Отчасти то же можно сказать и о другом превосходном произведении Пушкина – «Андрей Шенье», которое помещено во второй части и было написано уже в 1825 году.[32 - Элегия «Андрей Шенье» (1825) в посмертном издании была сильно изуродована цензурой (выброшено целых сорок четыре стиха) (т. III, стр. 190–196). Тем значительнее высокая оценка этого произведения Белинским.] Пять куплетов, которыми начинается эта элегия, сильно отзываются декламациею, которая совсем не в натуре пушкинского духа и которая показывает, как долго удерживалось на нем влияние воспитавшей его старой школы русской поэзии.

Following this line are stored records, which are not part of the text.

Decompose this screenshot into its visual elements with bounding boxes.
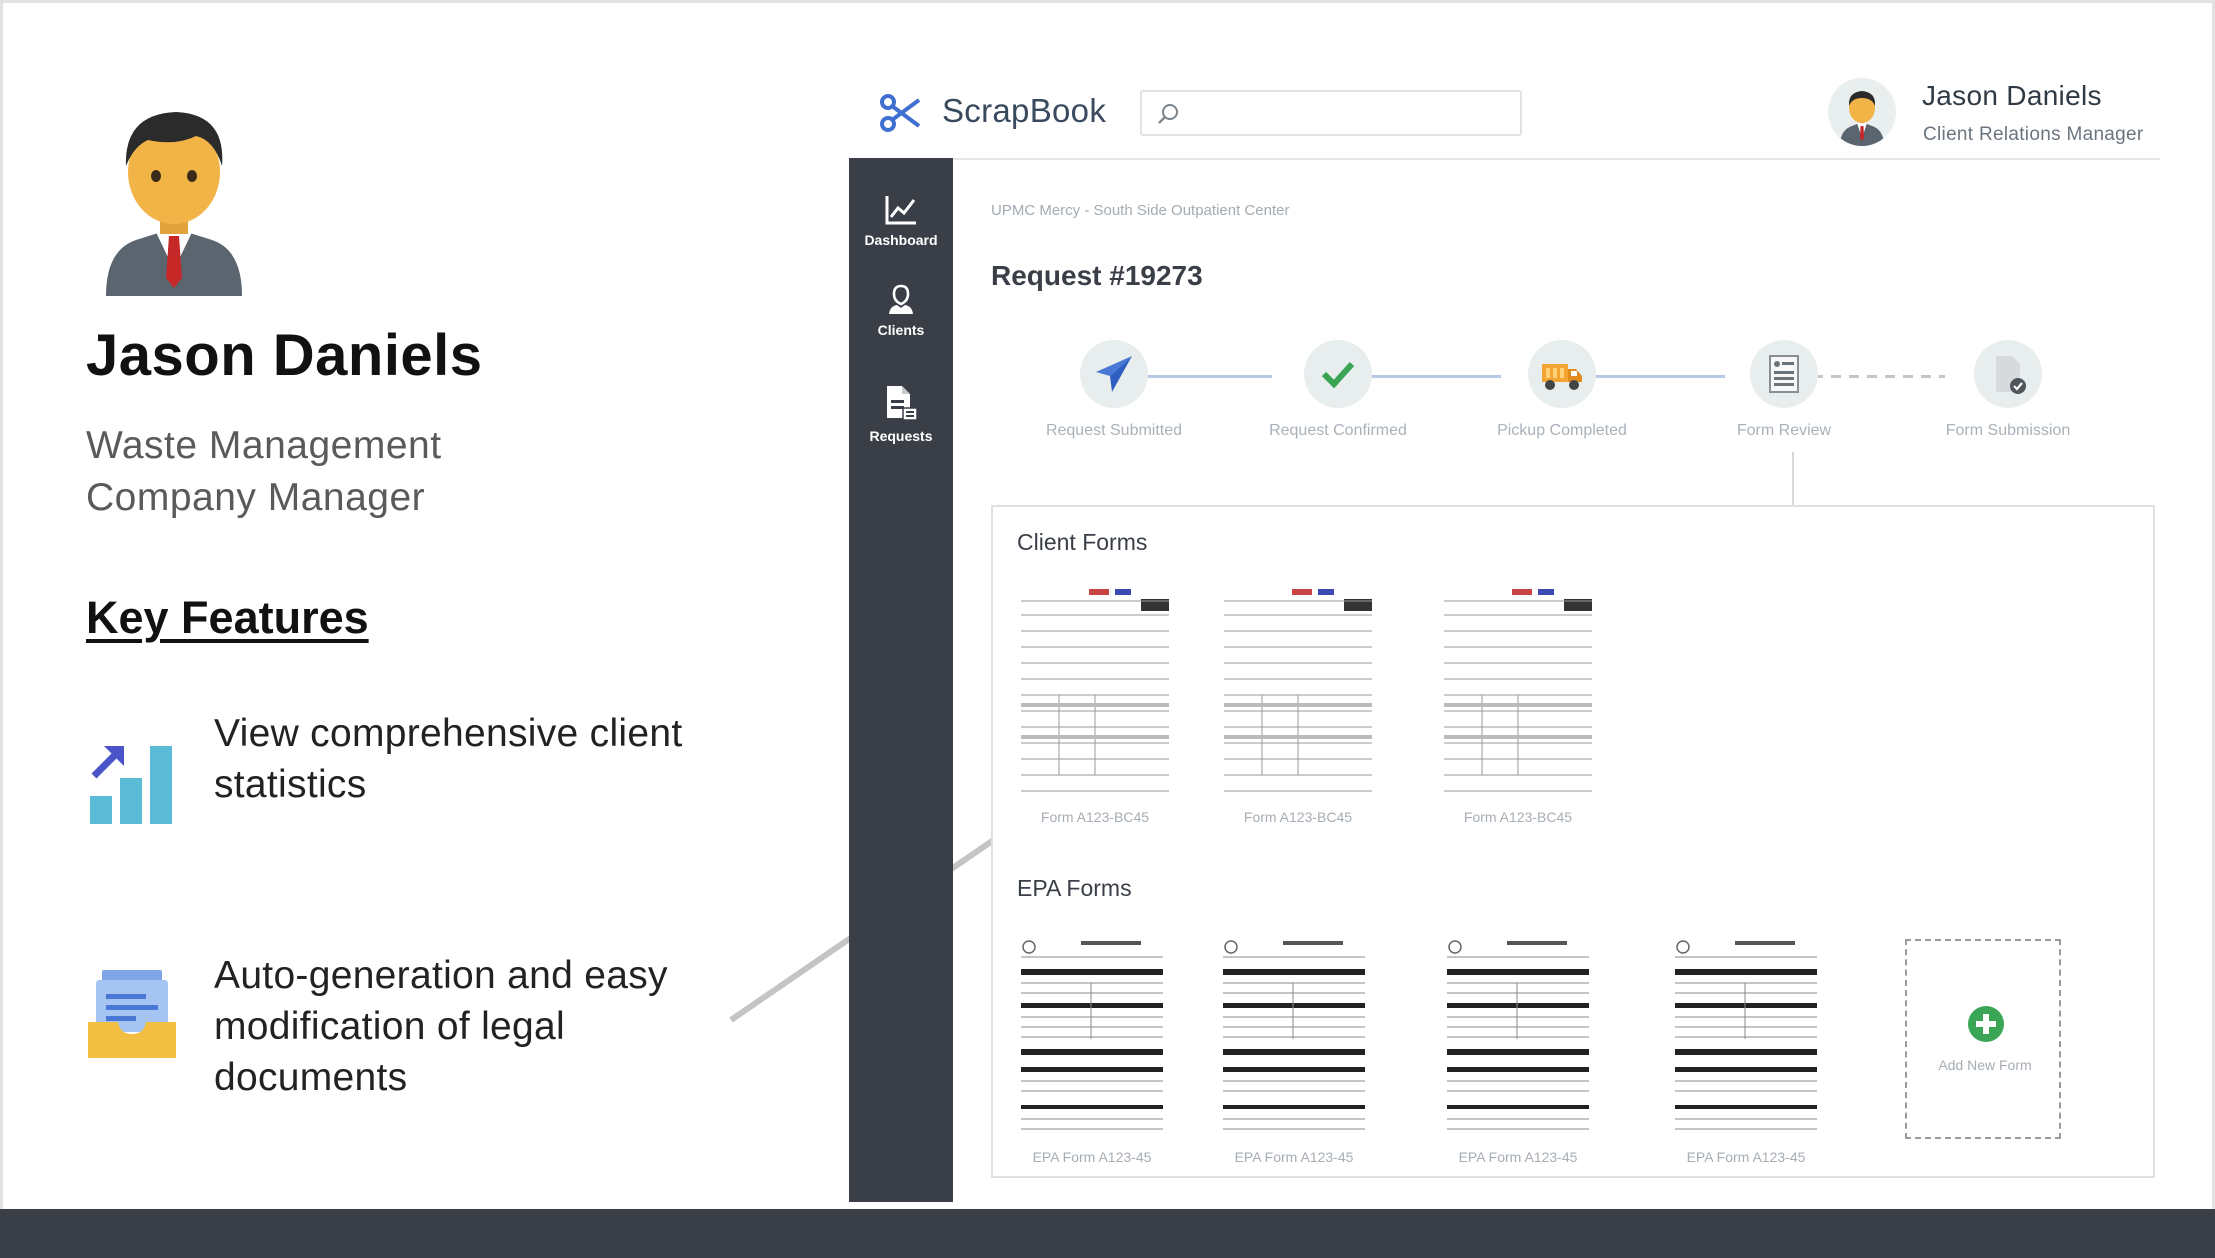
truck-icon xyxy=(1542,364,1582,390)
step-circle xyxy=(1304,340,1372,408)
sidebar-item-dashboard[interactable]: Dashboard xyxy=(849,194,953,248)
businessman-avatar-icon xyxy=(1840,91,1884,146)
epa-form-card[interactable]: EPA Form A123-45 xyxy=(1673,939,1819,1165)
form-caption: Form A123-BC45 xyxy=(1243,809,1353,825)
breadcrumb[interactable]: UPMC Mercy - South Side Outpatient Cente… xyxy=(991,202,1289,219)
scissors-icon xyxy=(880,94,921,132)
step-form-review[interactable]: Form Review xyxy=(1694,340,1874,440)
feature-text-line: documents xyxy=(214,1056,408,1099)
step-request-submitted[interactable]: Request Submitted xyxy=(1024,340,1204,440)
sidebar-item-label: Clients xyxy=(877,322,925,338)
form-document-thumbnail xyxy=(1222,587,1374,799)
user-icon xyxy=(889,284,913,314)
sidebar: Dashboard Clients Requests xyxy=(849,158,953,1202)
sidebar-item-label: Dashboard xyxy=(864,232,938,248)
sidebar-item-requests[interactable]: Requests xyxy=(849,384,953,444)
user-role: Client Relations Manager xyxy=(1923,124,2144,145)
form-document-thumbnail xyxy=(1442,587,1594,799)
form-caption: EPA Form A123-45 xyxy=(1686,1149,1806,1165)
form-icon xyxy=(1769,355,1799,393)
feature-text-line: View comprehensive client xyxy=(214,712,683,755)
persona-role: Waste Management Company Manager xyxy=(86,420,606,524)
user-name: Jason Daniels xyxy=(1922,80,2102,111)
epa-form-card[interactable]: EPA Form A123-45 xyxy=(1221,939,1367,1165)
key-features-title: Key Features xyxy=(86,592,369,643)
form-document-thumbnail xyxy=(1019,939,1165,1139)
sidebar-item-clients[interactable]: Clients xyxy=(849,284,953,338)
document-tray-icon xyxy=(88,970,176,1058)
epa-form-card[interactable]: EPA Form A123-45 xyxy=(1019,939,1165,1165)
step-label: Form Submission xyxy=(1945,422,2071,439)
step-circle xyxy=(1080,340,1148,408)
persona-role-line: Waste Management xyxy=(86,424,442,467)
step-pickup-completed[interactable]: Pickup Completed xyxy=(1472,340,1652,440)
app-header: ScrapBook Jason Daniels Client Relations… xyxy=(850,70,2160,160)
feature-statistics-text: View comprehensive client statistics xyxy=(214,708,774,810)
client-forms-title: Client Forms xyxy=(1017,529,1148,555)
line-chart-icon xyxy=(885,196,916,225)
step-label: Form Review xyxy=(1736,422,1832,439)
plus-circle-icon xyxy=(1968,1006,2004,1042)
form-caption: Form A123-BC45 xyxy=(1040,809,1150,825)
epa-forms-title: EPA Forms xyxy=(1017,875,1132,901)
panel-pointer-line xyxy=(1792,452,1794,506)
page-title: Request #19273 xyxy=(991,260,1203,291)
client-form-card[interactable]: Form A123-BC45 xyxy=(1442,587,1594,825)
persona-name: Jason Daniels xyxy=(86,323,483,388)
checkmark-icon xyxy=(1321,361,1355,389)
feature-documents-text: Auto-generation and easy modification of… xyxy=(214,950,774,1103)
forms-panel: Client Forms Form A123-BC45 Form A123-BC… xyxy=(991,505,2155,1178)
add-new-form-label: Add New Form xyxy=(1938,1057,2032,1073)
app-name: ScrapBook xyxy=(942,92,1107,129)
form-document-thumbnail xyxy=(1019,587,1171,799)
user-avatar[interactable] xyxy=(1828,78,1896,146)
step-request-confirmed[interactable]: Request Confirmed xyxy=(1248,340,1428,440)
client-form-card[interactable]: Form A123-BC45 xyxy=(1222,587,1374,825)
search-input[interactable] xyxy=(1140,90,1522,136)
form-caption: EPA Form A123-45 xyxy=(1458,1149,1578,1165)
step-label: Request Confirmed xyxy=(1269,422,1407,439)
client-form-card[interactable]: Form A123-BC45 xyxy=(1019,587,1171,825)
form-document-thumbnail xyxy=(1445,939,1591,1139)
form-document-thumbnail xyxy=(1673,939,1819,1139)
form-caption: EPA Form A123-45 xyxy=(1234,1149,1354,1165)
step-circle xyxy=(1750,340,1818,408)
progress-stepper: Request Submitted Request Confirmed Pick… xyxy=(1040,340,2120,450)
form-caption: Form A123-BC45 xyxy=(1463,809,1573,825)
form-caption: EPA Form A123-45 xyxy=(1032,1149,1152,1165)
step-circle xyxy=(1974,340,2042,408)
feature-text-line: statistics xyxy=(214,763,367,806)
footer-bar xyxy=(0,1209,2215,1258)
search-icon xyxy=(1158,104,1178,124)
sidebar-item-label: Requests xyxy=(869,428,933,444)
persona-role-line: Company Manager xyxy=(86,476,426,519)
feature-text-line: Auto-generation and easy xyxy=(214,954,668,997)
epa-form-card[interactable]: EPA Form A123-45 xyxy=(1445,939,1591,1165)
step-label: Request Submitted xyxy=(1045,422,1183,439)
bar-chart-up-icon xyxy=(90,746,172,824)
add-new-form-button[interactable]: Add New Form xyxy=(1905,939,2061,1139)
paper-plane-icon xyxy=(1096,356,1132,392)
step-circle xyxy=(1528,340,1596,408)
form-document-thumbnail xyxy=(1221,939,1367,1139)
step-form-submission[interactable]: Form Submission xyxy=(1918,340,2098,440)
document-list-icon xyxy=(887,386,918,421)
document-check-icon xyxy=(1996,356,2026,394)
feature-text-line: modification of legal xyxy=(214,1005,565,1048)
businessman-avatar-icon xyxy=(106,112,242,296)
step-label: Pickup Completed xyxy=(1497,422,1627,439)
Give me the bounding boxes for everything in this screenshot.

Конец этой пьесы тоже несколько натянут: но середина, от стиха: «Не узрю вас, дни славы, дни блаженства» до стиха: «Ты, слово, звук пустой» – исполнены всей очаровательности пушкинской поэзии.
Есть еще стихотворение, которого мы с умыслом не поименовали, чтобы поговорить о нем особенно: это – «Демон», пьеса, которая, при своем появлении, поразила всех изумлением по глубокости высказанной в ней мысли и по совершенству художнической формы… Сказать ли?.. Эта пьеса теперь пережила свою славу, и время изрекло над ней свой суд. Есть что-то простодушно-юношеское в ее выражении, и теперь нельзя без улыбки читать этих, некогда столь дивных стихов:
В те дни, когда мне были новы
Все впечатленья бытия —
И взоры дев, и шум дубровы,
И ночью пенье соловья —
Когда возвышенные чувства,
Свобода, слава и любовь
И вдохновенные искусства
Так сильно волновали кровь.
и проч. Сам этот демон, который прекрасное звал мечтою, презирал вдохновение, не верил любви и свободе, насмешливо смотрел на жизнь, – сам он теперь давно уже поступил в разряд демонов средней руки, – и теперь совсем не нужно быть демоном, чтоб от души смеяться над тою любовью, тою свободою, над которыми он смеялся. Словом, этот страшный тогда демон теперь страшен разве только для слишком юного чувства и неопытного ума: сердца возмужалые и умы опытные теперь уже не страшатся и другого демона, пострашнее пушкинского.[33 - То есть «Демона» М. Ю. Лермонтова.] Но о «демоне» мы еще будем говорить.